"Dari listrik Indonesia mempunyai kapasitas listrik mencapai 40.000 megawatt (MW), di mana sebagian besar menggunakan solar, solarnya impor, impor mahal," ujar Menteri ESDM Jero Wacik di hadapan para petinggi TNI di Markas Besar TNI Cilangkap, Jakarta, Senin (2/9/2013).
Jero mengatakan, energi di luar minyak bumi yang bisa digunakan untuk membangkitkan listrik itu adalah batubara, gas bumi, geothermal (panas bumi), matahari, air, angin, dan banyak lagi.
"Panas bumi kita punya melimpah ruah di bawah tanah potensinya mencapai 40.000 megawatt, kita punya sungai dan danau yang punya potensi kapasitas 75.000 megawatt, panas matahari, biomassa, sampah, dan lainnya punya potensi mencapai 50.000 mega watt," ungkap Jero.

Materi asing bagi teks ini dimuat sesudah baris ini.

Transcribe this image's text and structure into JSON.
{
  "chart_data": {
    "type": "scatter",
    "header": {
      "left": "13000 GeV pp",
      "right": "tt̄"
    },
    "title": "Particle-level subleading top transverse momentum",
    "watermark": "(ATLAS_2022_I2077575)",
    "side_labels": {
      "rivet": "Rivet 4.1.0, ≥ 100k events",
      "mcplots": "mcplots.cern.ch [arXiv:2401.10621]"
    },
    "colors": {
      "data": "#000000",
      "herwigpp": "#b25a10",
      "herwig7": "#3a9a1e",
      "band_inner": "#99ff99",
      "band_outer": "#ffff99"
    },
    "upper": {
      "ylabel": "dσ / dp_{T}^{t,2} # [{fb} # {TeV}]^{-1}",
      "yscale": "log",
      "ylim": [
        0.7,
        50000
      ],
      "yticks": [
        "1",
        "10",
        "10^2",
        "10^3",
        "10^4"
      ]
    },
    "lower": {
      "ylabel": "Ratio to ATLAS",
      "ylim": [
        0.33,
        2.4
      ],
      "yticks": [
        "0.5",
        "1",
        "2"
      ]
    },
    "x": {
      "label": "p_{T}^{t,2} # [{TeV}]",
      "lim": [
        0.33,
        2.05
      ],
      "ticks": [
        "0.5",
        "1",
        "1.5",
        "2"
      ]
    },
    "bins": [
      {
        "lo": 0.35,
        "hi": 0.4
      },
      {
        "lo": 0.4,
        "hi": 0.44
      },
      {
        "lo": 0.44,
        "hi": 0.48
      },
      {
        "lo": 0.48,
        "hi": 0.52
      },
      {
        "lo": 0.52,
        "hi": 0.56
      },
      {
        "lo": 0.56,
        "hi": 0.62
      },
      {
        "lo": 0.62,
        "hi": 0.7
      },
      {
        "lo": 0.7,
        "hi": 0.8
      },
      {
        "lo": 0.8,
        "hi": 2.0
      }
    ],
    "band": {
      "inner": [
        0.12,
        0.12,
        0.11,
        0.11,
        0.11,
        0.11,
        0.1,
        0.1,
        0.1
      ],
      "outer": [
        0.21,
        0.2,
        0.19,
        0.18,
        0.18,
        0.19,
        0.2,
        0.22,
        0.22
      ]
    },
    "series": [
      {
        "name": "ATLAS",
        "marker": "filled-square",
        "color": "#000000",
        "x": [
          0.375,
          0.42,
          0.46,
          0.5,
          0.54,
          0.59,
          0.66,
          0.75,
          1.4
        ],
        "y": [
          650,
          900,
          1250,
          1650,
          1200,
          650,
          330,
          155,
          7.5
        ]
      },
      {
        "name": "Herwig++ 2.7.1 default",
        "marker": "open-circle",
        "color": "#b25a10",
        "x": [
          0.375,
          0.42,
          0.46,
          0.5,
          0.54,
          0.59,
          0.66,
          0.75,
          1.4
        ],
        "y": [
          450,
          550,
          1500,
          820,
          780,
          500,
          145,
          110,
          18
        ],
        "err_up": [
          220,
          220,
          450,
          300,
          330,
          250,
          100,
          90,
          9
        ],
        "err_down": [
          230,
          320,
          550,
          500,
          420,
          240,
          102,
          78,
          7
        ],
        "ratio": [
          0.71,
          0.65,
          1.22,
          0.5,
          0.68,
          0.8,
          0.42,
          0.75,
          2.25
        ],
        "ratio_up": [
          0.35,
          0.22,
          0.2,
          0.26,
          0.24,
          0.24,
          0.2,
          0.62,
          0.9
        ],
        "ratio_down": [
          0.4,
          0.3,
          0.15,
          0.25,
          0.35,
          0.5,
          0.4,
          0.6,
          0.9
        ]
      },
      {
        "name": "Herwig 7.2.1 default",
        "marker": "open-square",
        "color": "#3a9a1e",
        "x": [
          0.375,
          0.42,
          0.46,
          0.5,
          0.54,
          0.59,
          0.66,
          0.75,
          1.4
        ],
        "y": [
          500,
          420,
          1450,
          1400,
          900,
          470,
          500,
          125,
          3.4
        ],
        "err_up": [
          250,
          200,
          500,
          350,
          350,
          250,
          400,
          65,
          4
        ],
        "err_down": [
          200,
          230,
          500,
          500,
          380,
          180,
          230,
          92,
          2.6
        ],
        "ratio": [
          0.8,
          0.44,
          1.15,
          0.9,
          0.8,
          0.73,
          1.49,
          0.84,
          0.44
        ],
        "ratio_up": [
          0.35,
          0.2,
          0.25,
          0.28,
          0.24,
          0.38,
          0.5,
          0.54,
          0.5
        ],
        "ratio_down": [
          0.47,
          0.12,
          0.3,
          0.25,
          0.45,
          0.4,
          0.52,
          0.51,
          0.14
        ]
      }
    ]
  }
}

"Kalau digabungkan semua, jumlahnya sampai ke cicit kita cukup energinya, tanpa impor, tapi ini belum tergarap semua. Impor BBM kita banyak, mau tidak mau kita harus pindah," ujarnya.
Agar energi-energi ini tergarap lebih banyak lagi, Jero meminta para petinggi TNI membantu dirinya memberikan rekomendasi izin-izin yang terhambat di daerah.
"Bapak-bapak tolong bantu kami, di daerah jika ada izin dari bupati-bupati yang terhambat, bapak-bapak bisa dorong bantu kami," katanya.